The Supreme Court has upheld the decision of the Court of Appeal and EAT in Brazel v The Harper Trust that employers must calculate paid holiday entitlement for part-year (eg term-time only) workers on permanent contracts without pro-rating the full-time entitlement to reflect weeks not worked. The Working Time Regulations (WTR) do not permit employers to cap entitlement at 12.07% of annualised hours (as previously suggested in Acas guidance), even though this may mean part-year workers get proportionately more paid holiday than full-time and part-time full-year workers. Alternative methods of calculation suggested by the employer as compliant with the EU Directive implemented by the WTR were rejected as being contrary to the express wording of the WTR; EU law does not prevent the WTR making more generous provision.

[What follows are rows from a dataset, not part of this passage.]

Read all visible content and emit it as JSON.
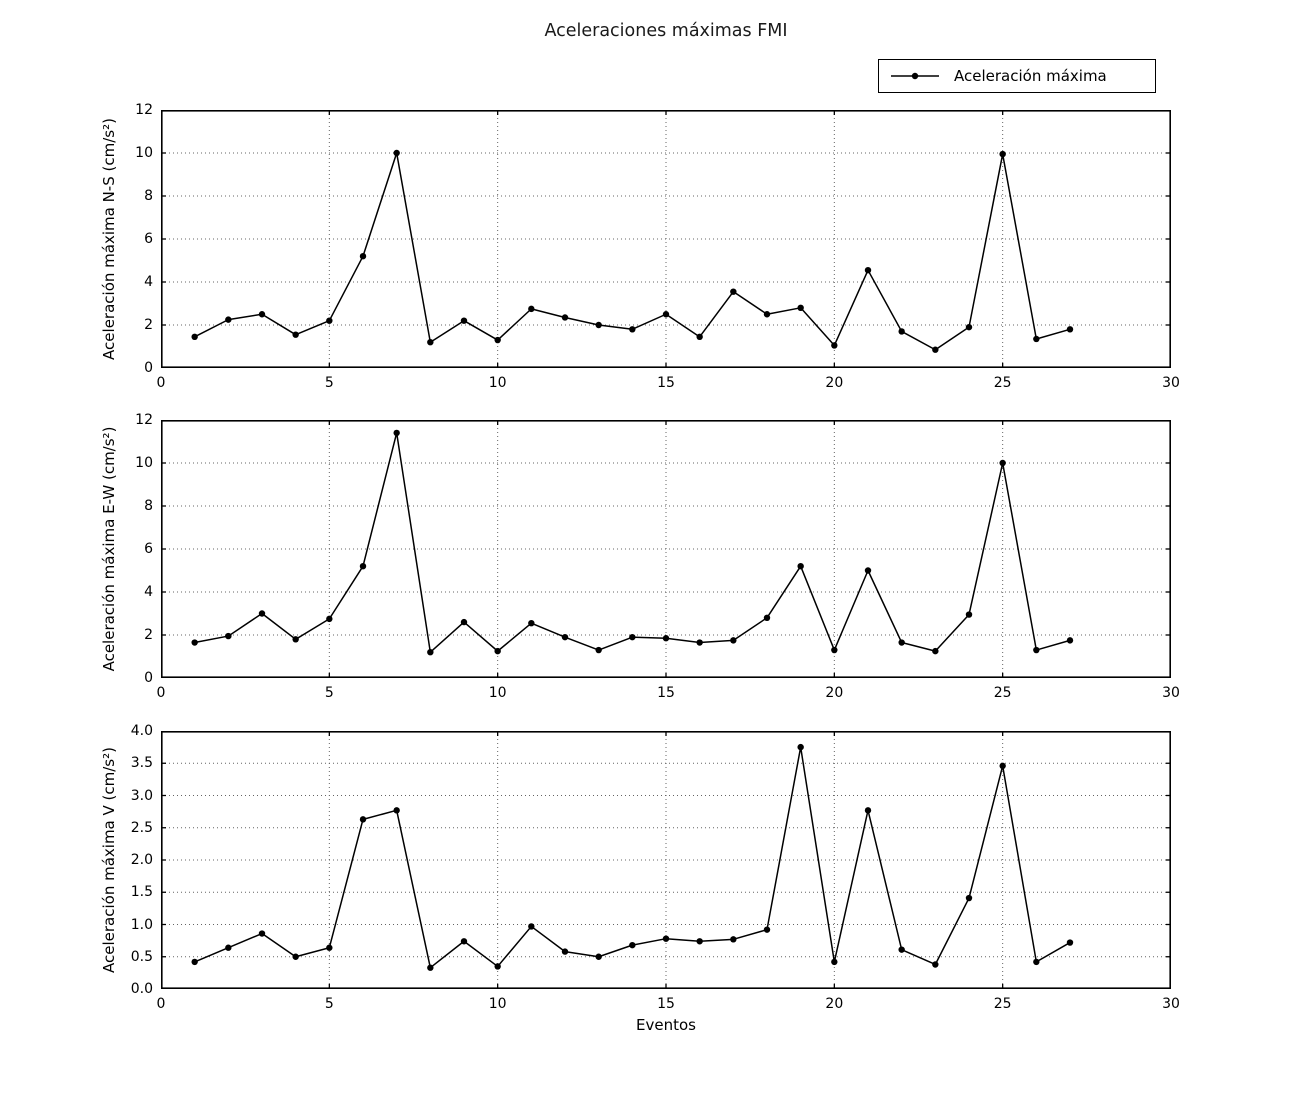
{
  "title": "Aceleraciones máximas FMI",
  "legend": {
    "label": "Aceleración máxima",
    "position": "upper right above first subplot"
  },
  "xlabel": "Eventos",
  "colors": {
    "line": "#000000",
    "marker": "#000000",
    "grid": "#646464",
    "axis": "#000000",
    "background": "#ffffff",
    "text": "#000000"
  },
  "chart_data": [
    {
      "type": "line",
      "series_name": "Aceleración máxima",
      "ylabel": "Aceleración máxima N-S (cm/s²)",
      "xlabel": "",
      "x": [
        1,
        2,
        3,
        4,
        5,
        6,
        7,
        8,
        9,
        10,
        11,
        12,
        13,
        14,
        15,
        16,
        17,
        18,
        19,
        20,
        21,
        22,
        23,
        24,
        25,
        26,
        27
      ],
      "values": [
        1.45,
        2.25,
        2.5,
        1.55,
        2.2,
        5.2,
        10.0,
        1.2,
        2.2,
        1.3,
        2.75,
        2.35,
        2.0,
        1.8,
        2.5,
        1.45,
        3.55,
        2.5,
        2.8,
        1.05,
        4.55,
        1.7,
        0.85,
        1.9,
        9.95,
        1.35,
        1.8
      ],
      "xlim": [
        0,
        30
      ],
      "ylim": [
        0,
        12
      ],
      "xtick_values": [
        0,
        5,
        10,
        15,
        20,
        25,
        30
      ],
      "xtick_labels": [
        "0",
        "5",
        "10",
        "15",
        "20",
        "25",
        "30"
      ],
      "ytick_values": [
        0,
        2,
        4,
        6,
        8,
        10,
        12
      ],
      "ytick_labels": [
        "0",
        "2",
        "4",
        "6",
        "8",
        "10",
        "12"
      ],
      "grid": true,
      "marker": "dot",
      "line_style": "solid"
    },
    {
      "type": "line",
      "series_name": "Aceleración máxima",
      "ylabel": "Aceleración máxima E-W (cm/s²)",
      "xlabel": "",
      "x": [
        1,
        2,
        3,
        4,
        5,
        6,
        7,
        8,
        9,
        10,
        11,
        12,
        13,
        14,
        15,
        16,
        17,
        18,
        19,
        20,
        21,
        22,
        23,
        24,
        25,
        26,
        27
      ],
      "values": [
        1.65,
        1.95,
        3.0,
        1.8,
        2.75,
        5.2,
        11.4,
        1.2,
        2.6,
        1.25,
        2.55,
        1.9,
        1.3,
        1.9,
        1.85,
        1.65,
        1.75,
        2.8,
        5.2,
        1.3,
        5.0,
        1.65,
        1.25,
        2.95,
        10.0,
        1.3,
        1.75
      ],
      "xlim": [
        0,
        30
      ],
      "ylim": [
        0,
        12
      ],
      "xtick_values": [
        0,
        5,
        10,
        15,
        20,
        25,
        30
      ],
      "xtick_labels": [
        "0",
        "5",
        "10",
        "15",
        "20",
        "25",
        "30"
      ],
      "ytick_values": [
        0,
        2,
        4,
        6,
        8,
        10,
        12
      ],
      "ytick_labels": [
        "0",
        "2",
        "4",
        "6",
        "8",
        "10",
        "12"
      ],
      "grid": true,
      "marker": "dot",
      "line_style": "solid"
    },
    {
      "type": "line",
      "series_name": "Aceleración máxima",
      "ylabel": "Aceleración máxima V (cm/s²)",
      "xlabel": "Eventos",
      "x": [
        1,
        2,
        3,
        4,
        5,
        6,
        7,
        8,
        9,
        10,
        11,
        12,
        13,
        14,
        15,
        16,
        17,
        18,
        19,
        20,
        21,
        22,
        23,
        24,
        25,
        26,
        27
      ],
      "values": [
        0.42,
        0.64,
        0.86,
        0.5,
        0.64,
        2.63,
        2.77,
        0.33,
        0.74,
        0.35,
        0.97,
        0.58,
        0.5,
        0.68,
        0.78,
        0.74,
        0.77,
        0.92,
        3.75,
        0.42,
        2.77,
        0.61,
        0.38,
        1.41,
        3.46,
        0.42,
        0.72
      ],
      "xlim": [
        0,
        30
      ],
      "ylim": [
        0,
        4.0
      ],
      "xtick_values": [
        0,
        5,
        10,
        15,
        20,
        25,
        30
      ],
      "xtick_labels": [
        "0",
        "5",
        "10",
        "15",
        "20",
        "25",
        "30"
      ],
      "ytick_values": [
        0,
        0.5,
        1.0,
        1.5,
        2.0,
        2.5,
        3.0,
        3.5,
        4.0
      ],
      "ytick_labels": [
        "0.0",
        "0.5",
        "1.0",
        "1.5",
        "2.0",
        "2.5",
        "3.0",
        "3.5",
        "4.0"
      ],
      "grid": true,
      "marker": "dot",
      "line_style": "solid"
    }
  ]
}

All workers are entitled to 5.6 statutory weeks' holiday each year. Where an individual's normal weekly hours vary (including a simple variation between weeks on and weeks off at different times of the year), employers must average holiday pay over the 52 weeks reference period (this was increased from 12 weeks in April 2020) immediately before the holiday. Crucially, weeks in which there was no pay must be ignored, extending the averaging period back to bring the total up to 52 weeks. Workers who work less than 46.4 working weeks in the year must still receive 5.6 weeks of holiday paid at the average rate of pay they receive when working.

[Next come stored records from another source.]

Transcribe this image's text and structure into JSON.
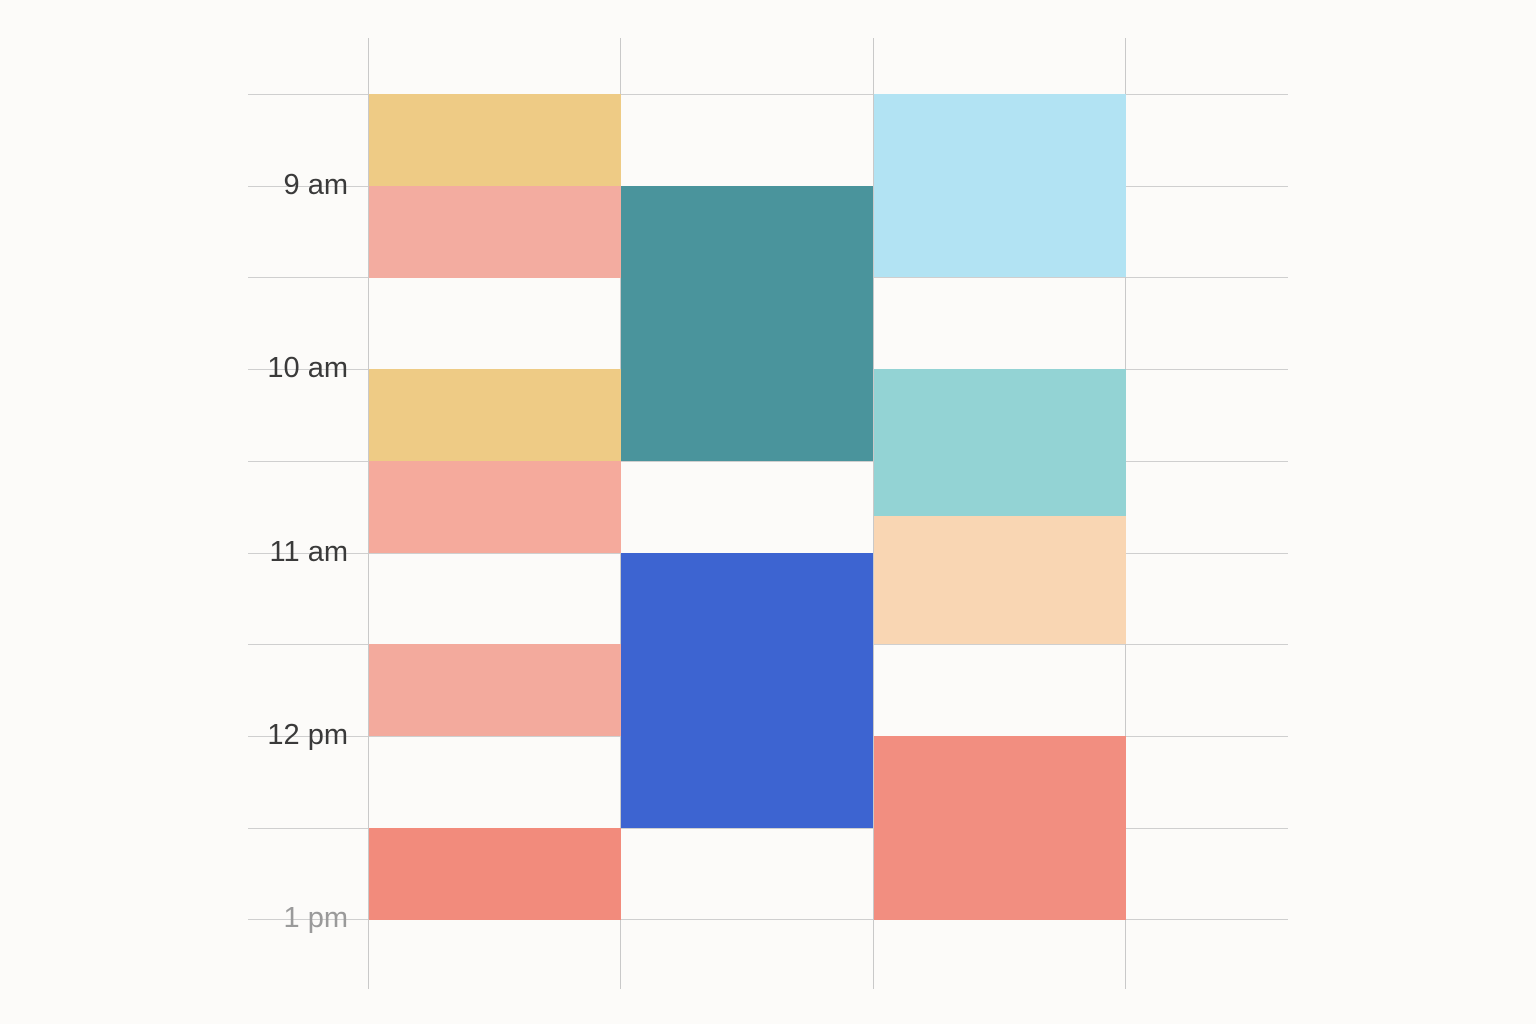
{
  "calendar": {
    "day_start_hour": 8.5,
    "time_labels": [
      {
        "text": "9 am",
        "hour": 9
      },
      {
        "text": "10 am",
        "hour": 10
      },
      {
        "text": "11 am",
        "hour": 11
      },
      {
        "text": "12 pm",
        "hour": 12
      },
      {
        "text": "1 pm",
        "hour": 13
      }
    ],
    "columns": 4,
    "events": [
      {
        "column": 0,
        "start": 8.5,
        "end": 9.0,
        "color": "#eecb85"
      },
      {
        "column": 0,
        "start": 9.0,
        "end": 9.5,
        "color": "#f3aca0"
      },
      {
        "column": 0,
        "start": 10.0,
        "end": 10.5,
        "color": "#eecb85"
      },
      {
        "column": 0,
        "start": 10.5,
        "end": 11.0,
        "color": "#f5aa9c"
      },
      {
        "column": 0,
        "start": 11.5,
        "end": 12.0,
        "color": "#f3aa9d"
      },
      {
        "column": 0,
        "start": 12.5,
        "end": 13.0,
        "color": "#f28b7c"
      },
      {
        "column": 1,
        "start": 9.0,
        "end": 10.5,
        "color": "#4a949c"
      },
      {
        "column": 1,
        "start": 11.0,
        "end": 12.5,
        "color": "#3d64d1"
      },
      {
        "column": 2,
        "start": 8.5,
        "end": 9.5,
        "color": "#b2e3f3"
      },
      {
        "column": 2,
        "start": 10.0,
        "end": 10.8,
        "color": "#93d3d4"
      },
      {
        "column": 2,
        "start": 10.8,
        "end": 11.5,
        "color": "#f9d6b3"
      },
      {
        "column": 2,
        "start": 12.0,
        "end": 12.5,
        "color": "#f28e80"
      },
      {
        "column": 2,
        "start": 12.5,
        "end": 13.0,
        "color": "#f28e80"
      }
    ]
  }
}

As the Court acknowledged, this could give rise to absurd results where an individual is on a permanent contract to work only a handful of weeks a year. Fixed term contracts may be more appropriate in these cases, although legal issues can arise with the use of successive contracts and advice should be taken before moving to this approach.

The case is important for employers who engage workers on a permanent contract to work only during certain times of the year (whether term time only, seasonal or on some other periodic basis) or who in practice have non-working weeks on a zero hours contract. Employers who still use the annualised 12.07% approach for such workers will need urgently to review their holiday pay practice and potential liability for historic claims.